Ano passado eu morri, mas esse ano eu não morro

 

Quem é vivo sempre aparece, diz o ditado. Quem é morto-vivo também, e eu sou prova disso. Ano passado, e no começo deste ano também, eu quase morri, mas até o final do ano eu (espero, talvez, quem sabe) não morro. E não, não foi de COVID. Foi de Brasil, como já apontaram por aí: quem tem um mínimo de humanidade e empatia está adoecendo de Brasil. Eu sempre fui fascinada pela pandemia de gripe espanhola, mas nunca me perguntei o que eu faria numa pandemia. Mesmo assim, descobri: faria - e faço - o possível. Ajudo. Reclamo. Respiro fundo, de máscara. E surto às vezes. Mesmo que minha rotina não tenha sido mudada pela pandemia - sempre trabalhei em home-office - tudo mudou e essa mudança, não para melhor, paira no ar e também adoece. O que eu faria numa pandemia? Tentar permanecer viva: isso já dá trabalho demais.

O título do post vem de uma música do Belchior, com a qual eu fiquei obcecada vendo a maravilhosa série “Segunda Chamada”, no que parece o longínquo ano de 2019. Lembro-me de pensar que não aguentaria esperar um ano pela segunda temporada daquela série incrível, e me alegrei ao saber que a série havia feito tanto sucesso que a nova temporada estrearia mais cedo, em meados de 2020. Mais de um ano depois, continuo sem a segunda temporada, cujas gravações parecem estar paradas.

Segunda Chamada” é uma série sobre educação.

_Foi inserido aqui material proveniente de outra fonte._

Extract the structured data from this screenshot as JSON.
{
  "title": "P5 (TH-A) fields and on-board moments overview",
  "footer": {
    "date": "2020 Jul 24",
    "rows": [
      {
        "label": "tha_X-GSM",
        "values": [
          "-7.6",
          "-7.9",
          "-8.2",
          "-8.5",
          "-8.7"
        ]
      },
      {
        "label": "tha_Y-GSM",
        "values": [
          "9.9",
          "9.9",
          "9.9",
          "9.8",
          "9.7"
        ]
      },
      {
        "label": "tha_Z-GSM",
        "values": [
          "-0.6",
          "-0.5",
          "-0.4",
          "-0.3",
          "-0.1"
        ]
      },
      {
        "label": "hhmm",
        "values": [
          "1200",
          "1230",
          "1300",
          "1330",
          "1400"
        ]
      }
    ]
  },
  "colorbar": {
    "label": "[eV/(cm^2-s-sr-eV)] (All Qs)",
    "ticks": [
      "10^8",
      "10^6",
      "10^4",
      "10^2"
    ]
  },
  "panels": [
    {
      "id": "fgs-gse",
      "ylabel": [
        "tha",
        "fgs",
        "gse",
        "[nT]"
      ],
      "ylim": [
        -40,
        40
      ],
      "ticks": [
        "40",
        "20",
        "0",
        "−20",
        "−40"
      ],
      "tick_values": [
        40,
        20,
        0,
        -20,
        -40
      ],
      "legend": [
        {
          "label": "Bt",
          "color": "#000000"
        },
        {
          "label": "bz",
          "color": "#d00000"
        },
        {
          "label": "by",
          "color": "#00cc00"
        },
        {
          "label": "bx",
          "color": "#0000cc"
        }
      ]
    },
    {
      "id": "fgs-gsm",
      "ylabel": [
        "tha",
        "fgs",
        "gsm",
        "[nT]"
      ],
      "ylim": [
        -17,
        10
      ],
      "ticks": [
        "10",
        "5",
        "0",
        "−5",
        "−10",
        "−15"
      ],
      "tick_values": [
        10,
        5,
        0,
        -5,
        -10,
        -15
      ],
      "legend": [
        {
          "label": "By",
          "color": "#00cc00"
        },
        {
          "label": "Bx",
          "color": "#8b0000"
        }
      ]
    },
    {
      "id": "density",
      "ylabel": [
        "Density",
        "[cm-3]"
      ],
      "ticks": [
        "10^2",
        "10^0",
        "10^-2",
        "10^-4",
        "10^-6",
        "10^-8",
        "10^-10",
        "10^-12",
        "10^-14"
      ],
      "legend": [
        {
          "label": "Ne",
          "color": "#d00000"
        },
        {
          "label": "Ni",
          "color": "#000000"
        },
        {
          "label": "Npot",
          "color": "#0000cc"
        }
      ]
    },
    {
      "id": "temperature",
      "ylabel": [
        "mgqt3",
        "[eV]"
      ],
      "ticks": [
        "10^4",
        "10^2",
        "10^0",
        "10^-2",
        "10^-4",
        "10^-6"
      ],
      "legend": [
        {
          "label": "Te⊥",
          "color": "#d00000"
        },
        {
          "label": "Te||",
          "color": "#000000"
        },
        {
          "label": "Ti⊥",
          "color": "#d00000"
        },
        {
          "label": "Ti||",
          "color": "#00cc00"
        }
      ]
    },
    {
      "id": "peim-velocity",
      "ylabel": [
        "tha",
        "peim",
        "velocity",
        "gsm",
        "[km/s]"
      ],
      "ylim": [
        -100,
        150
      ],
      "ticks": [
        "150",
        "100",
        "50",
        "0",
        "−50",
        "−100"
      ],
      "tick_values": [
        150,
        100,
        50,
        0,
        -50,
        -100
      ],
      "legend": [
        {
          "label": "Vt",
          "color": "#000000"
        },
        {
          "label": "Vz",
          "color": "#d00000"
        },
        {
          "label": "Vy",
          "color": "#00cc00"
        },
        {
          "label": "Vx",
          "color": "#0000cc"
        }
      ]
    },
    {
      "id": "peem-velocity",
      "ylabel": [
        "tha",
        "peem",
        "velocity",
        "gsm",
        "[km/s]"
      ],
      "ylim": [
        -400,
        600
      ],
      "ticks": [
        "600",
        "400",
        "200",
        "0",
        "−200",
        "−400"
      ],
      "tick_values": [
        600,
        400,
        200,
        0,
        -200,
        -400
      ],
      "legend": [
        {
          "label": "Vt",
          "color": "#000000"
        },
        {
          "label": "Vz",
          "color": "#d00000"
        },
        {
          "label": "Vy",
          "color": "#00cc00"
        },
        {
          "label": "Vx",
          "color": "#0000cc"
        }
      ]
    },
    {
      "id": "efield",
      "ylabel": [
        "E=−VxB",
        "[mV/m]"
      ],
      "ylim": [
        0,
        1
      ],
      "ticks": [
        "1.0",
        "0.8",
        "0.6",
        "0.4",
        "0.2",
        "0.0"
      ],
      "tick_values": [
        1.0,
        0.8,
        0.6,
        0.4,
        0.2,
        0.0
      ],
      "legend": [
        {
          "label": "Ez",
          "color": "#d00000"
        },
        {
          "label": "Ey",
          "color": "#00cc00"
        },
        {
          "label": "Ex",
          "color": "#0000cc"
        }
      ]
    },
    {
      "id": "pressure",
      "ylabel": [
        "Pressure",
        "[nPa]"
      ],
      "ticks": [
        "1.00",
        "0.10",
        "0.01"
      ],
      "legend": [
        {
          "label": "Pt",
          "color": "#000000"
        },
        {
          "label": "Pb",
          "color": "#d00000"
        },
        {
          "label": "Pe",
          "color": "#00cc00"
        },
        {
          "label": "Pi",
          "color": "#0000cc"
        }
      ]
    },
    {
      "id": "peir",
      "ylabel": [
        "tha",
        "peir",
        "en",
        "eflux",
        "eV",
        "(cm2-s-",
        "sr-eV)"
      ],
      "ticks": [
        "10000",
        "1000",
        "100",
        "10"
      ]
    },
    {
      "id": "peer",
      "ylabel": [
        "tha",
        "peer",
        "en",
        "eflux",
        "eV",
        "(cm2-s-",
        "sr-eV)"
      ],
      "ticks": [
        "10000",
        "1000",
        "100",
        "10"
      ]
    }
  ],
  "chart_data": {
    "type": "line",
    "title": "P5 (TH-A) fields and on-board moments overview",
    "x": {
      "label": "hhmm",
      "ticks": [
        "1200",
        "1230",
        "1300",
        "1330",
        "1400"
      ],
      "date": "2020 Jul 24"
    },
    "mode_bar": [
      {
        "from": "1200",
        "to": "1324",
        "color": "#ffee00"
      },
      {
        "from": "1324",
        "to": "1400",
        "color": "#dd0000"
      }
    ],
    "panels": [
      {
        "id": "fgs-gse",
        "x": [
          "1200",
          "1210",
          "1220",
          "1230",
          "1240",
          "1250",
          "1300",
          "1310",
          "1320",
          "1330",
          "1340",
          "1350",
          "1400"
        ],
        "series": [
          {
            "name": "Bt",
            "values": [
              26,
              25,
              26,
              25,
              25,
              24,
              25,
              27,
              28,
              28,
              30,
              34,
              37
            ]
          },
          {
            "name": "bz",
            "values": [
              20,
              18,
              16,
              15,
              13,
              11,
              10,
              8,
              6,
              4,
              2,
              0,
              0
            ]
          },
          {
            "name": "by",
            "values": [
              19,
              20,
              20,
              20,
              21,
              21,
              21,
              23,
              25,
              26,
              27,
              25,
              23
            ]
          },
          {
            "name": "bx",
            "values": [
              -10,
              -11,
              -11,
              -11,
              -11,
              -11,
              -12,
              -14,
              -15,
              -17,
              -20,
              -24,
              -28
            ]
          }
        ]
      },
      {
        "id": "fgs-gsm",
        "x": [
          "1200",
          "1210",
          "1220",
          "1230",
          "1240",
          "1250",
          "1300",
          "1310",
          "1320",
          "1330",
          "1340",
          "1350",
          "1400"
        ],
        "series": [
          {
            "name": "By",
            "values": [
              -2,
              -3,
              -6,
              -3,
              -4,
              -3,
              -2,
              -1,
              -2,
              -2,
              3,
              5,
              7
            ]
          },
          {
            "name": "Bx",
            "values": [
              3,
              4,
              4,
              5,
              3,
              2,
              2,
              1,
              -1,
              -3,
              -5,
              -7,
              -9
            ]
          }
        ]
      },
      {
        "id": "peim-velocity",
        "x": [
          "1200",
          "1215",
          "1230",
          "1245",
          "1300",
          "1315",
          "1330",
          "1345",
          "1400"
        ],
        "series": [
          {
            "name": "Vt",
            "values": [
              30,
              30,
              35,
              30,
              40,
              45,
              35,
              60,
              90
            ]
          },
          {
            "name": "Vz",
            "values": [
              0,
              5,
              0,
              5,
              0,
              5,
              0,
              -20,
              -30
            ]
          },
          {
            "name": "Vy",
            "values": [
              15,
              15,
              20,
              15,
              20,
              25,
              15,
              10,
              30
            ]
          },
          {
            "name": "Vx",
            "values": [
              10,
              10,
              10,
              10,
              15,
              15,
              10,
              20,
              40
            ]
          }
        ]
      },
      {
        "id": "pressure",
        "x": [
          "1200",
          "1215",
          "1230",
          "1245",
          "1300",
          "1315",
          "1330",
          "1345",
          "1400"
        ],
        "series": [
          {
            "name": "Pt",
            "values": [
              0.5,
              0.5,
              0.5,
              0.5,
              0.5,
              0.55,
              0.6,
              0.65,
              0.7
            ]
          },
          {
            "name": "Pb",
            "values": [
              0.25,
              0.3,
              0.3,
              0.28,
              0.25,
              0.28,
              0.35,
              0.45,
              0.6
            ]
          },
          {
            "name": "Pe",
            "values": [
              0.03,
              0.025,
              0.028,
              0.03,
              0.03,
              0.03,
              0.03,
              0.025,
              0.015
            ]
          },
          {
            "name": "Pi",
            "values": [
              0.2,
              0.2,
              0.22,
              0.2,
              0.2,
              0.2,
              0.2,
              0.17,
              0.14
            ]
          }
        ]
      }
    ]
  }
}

A história - seria melhor dizer as histórias - se passa numa escola pública, no turno da noite, quando pessoas de todas as idades estudam para completar o ensino médio. Sabemos que a educação é mais uma das vítimas da pandemia, pois em muitas ocasiões os professores foram acusados de ser vagabundos que estão recebendo salário sem trabalhar. Quem faz essas acusações nem imagina como os professores tiveram de reinventar a roda ao se adaptarem às aulas remotas.

Eu sempre fui muito interessada em educação. Talvez seja porque minha mãe é professora. Talvez seja porque eu sei que a educação é capaz de mudar tudo - e os políticos também sabem disso, por isso a sabotam. Talvez seja porque eu nunca saí da escola desde que entrei, lá em 1999, no milênio passado. Depois de ensino fundamental e médio, foi faculdade, pós, curso livre, EAD, curso de idiomas: sempre estive inserida de alguma forma num sistema de aprendizagem. E ler também envolve aprender.

Por isso volto ao blog. Reorganizando as postagens, consertando links quebrados e imagens que não apareciam, vi-me sendo nostálgica em relação ao passado não tão distante, nos anos de 2014, 2015, quando era feliz e não sabia. Tudo parecia bem mais simples naquela época, é a impressão que eu tenho em retrospectiva. Mas voltei, sem previsão nem promessa de fazer X posts por mês, sem me cobrar, apenas para continuar esse diário de leituras de uma quase-escritora que aprendeu a não ligar tanto para ter ou não leitores - embora, claro, me alegre quando algo que eu escrevi seja lido e influencie alguém, mesmo que seja uma humilde resenha. Voltei, porque tudo mudou, mas o amor pela arte não mudou - não pode mudar nunca, porque arte salva - e porque a letra da música do Belchior nunca me descreveu tão bem, nunca descreveu tão bem os professores e os doentes de Brasil:

 


Presentemente eu posso me considerar um sujeito de sorte

Porque apesar de muito moço me sinto são e salvo e forte

E tenho comigo pensado

Deus é brasileiro e anda do meu lado

E assim já não posso sofrer no ano passado

Tenho sangrado demais, tenho chorado pra cachorro

Ano passado eu morri mas esse ano eu não morro.”